The seasons are changing – weather is chilling, moods are shifting. It’s a time of transition, something that those of us that live in regions that experience four seasons go through four times each year, but each time still feels new and fresh. Sometimes excitement for cozy blankets and books, sometimes with sadness to lose the heat of summer. Likely a bit of both.
For me this change of season is a time to rededicate myself to my yoga practice. People are sometimes surprised to learn that my practice ebbs and flows. This is hard to admit. I know that I should, and need, to be practicing yoga daily, but like all other human beings living in our high paced, overworked, distraction filled modern times, I too have difficulty at times practicing as much as I should. Recently this has become more apparent to me via workshops and meditation.
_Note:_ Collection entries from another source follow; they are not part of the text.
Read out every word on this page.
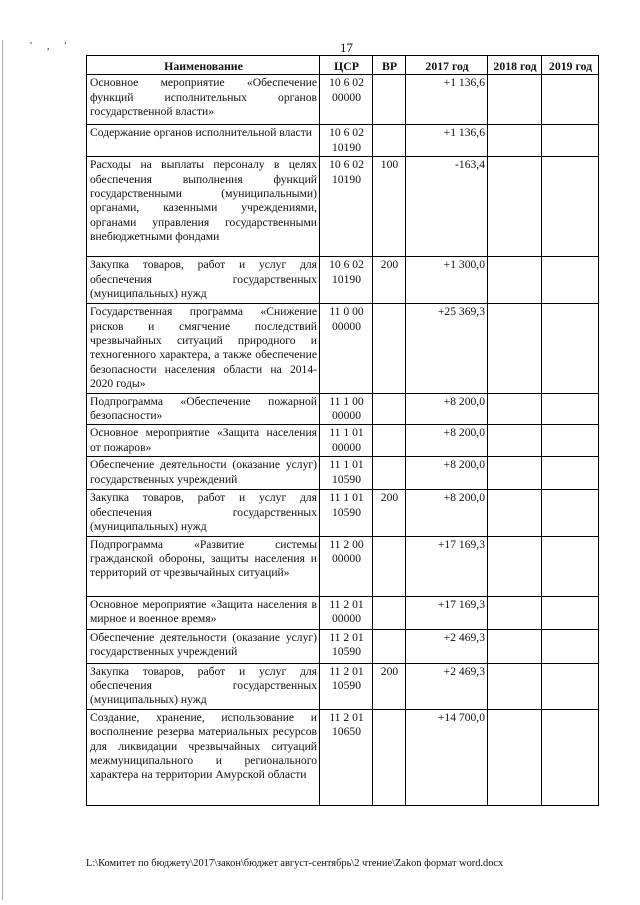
' , '	17
Наименование	ЦСР	ВР	2017 год	2018 год	2019 год
Основное мероприятие «Обеспечение функций исполнительных органов государственной власти»	10 6 02 00000		+1 136,6		
Содержание органов исполнительной власти	10 6 02 10190		+1 136,6		
Расходы на выплаты персоналу в целях обеспечения выполнения функций государственными (муниципальными) органами, казенными учреждениями, органами управления государственными внебюджетными фондами	10 6 02 10190	100	-163,4		
Закупка товаров, работ и услуг для обеспечения государственных (муниципальных) нужд	10 6 02 10190	200	+1 300,0		
Государственная программа «Снижение рисков и смягчение последствий чрезвычайных ситуаций природного и техногенного характера, а также обеспечение безопасности населения области на 2014-2020 годы»	11 0 00 00000		+25 369,3		
Подпрограмма «Обеспечение пожарной безопасности»	11 1 00 00000		+8 200,0		
Основное мероприятие «Защита населения от пожаров»	11 1 01 00000		+8 200,0		
Обеспечение деятельности (оказание услуг) государственных учреждений	11 1 01 10590		+8 200,0		
Закупка товаров, работ и услуг для обеспечения государственных (муниципальных) нужд	11 1 01 10590	200	+8 200,0		
Подпрограмма «Развитие системы гражданской обороны, защиты населения и территорий от чрезвычайных ситуаций»	11 2 00 00000		+17 169,3		
Основное мероприятие «Защита населения в мирное и военное время»	11 2 01 00000		+17 169,3		
Обеспечение деятельности (оказание услуг) государственных учреждений	11 2 01 10590		+2 469,3		
Закупка товаров, работ и услуг для обеспечения государственных (муниципальных) нужд	11 2 01 10590	200	+2 469,3		
Создание, хранение, использование и восполнение резерва материальных ресурсов для ликвидации чрезвычайных ситуаций межмуниципального и регионального характера на территории Амурской области	11 2 01 10650		+14 700,0		
L:\Комитет по бюджету\2017\закон\бюджет август-сентябрь\2 чтение\Zakon формат word.docx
As a yoga teacher I have been trying my humble best to give my students as much of my knowledge and genuine self as I can. I spend a lot of time studying articles and books about sequencing and anatomy, but what gets pushed aside for the book work and for balancing my time with my family, my full-time job, and teaching gigs, is my practice.
I have never totally lost my practice, it just gets smaller and smaller to where I am sustaining my flexibility and strength but am not evolving it. With this public post and inspiration from the falling leaves, I recommit to setting my alarm, abiding by it, and rolling out my mat. Making a habit stick takes time, 21 to 60 days at least, so I am hopeful that by the time winter rolls around that I will have made personal progress.
The primary goal not being to “land” or “master” certain poses nor to improve my Instagram feed – although if being totally honest, both of those things are benefits of a constant practice, sad as it is we live in a social media world; the primary goal is to have personal discipline and to learn my body more in-depth. By doing these two things I will improve my personal practice and my teaching abilities.
With the weather cooling down and the hygge setting in, I am ready to fall for my yoga practice again. To fall in love and to fall out of inversions. To heat up with vinyasa and to cool down with restorative. To be the forever student that I so love to be, not just a bookworm, but a student of the mat.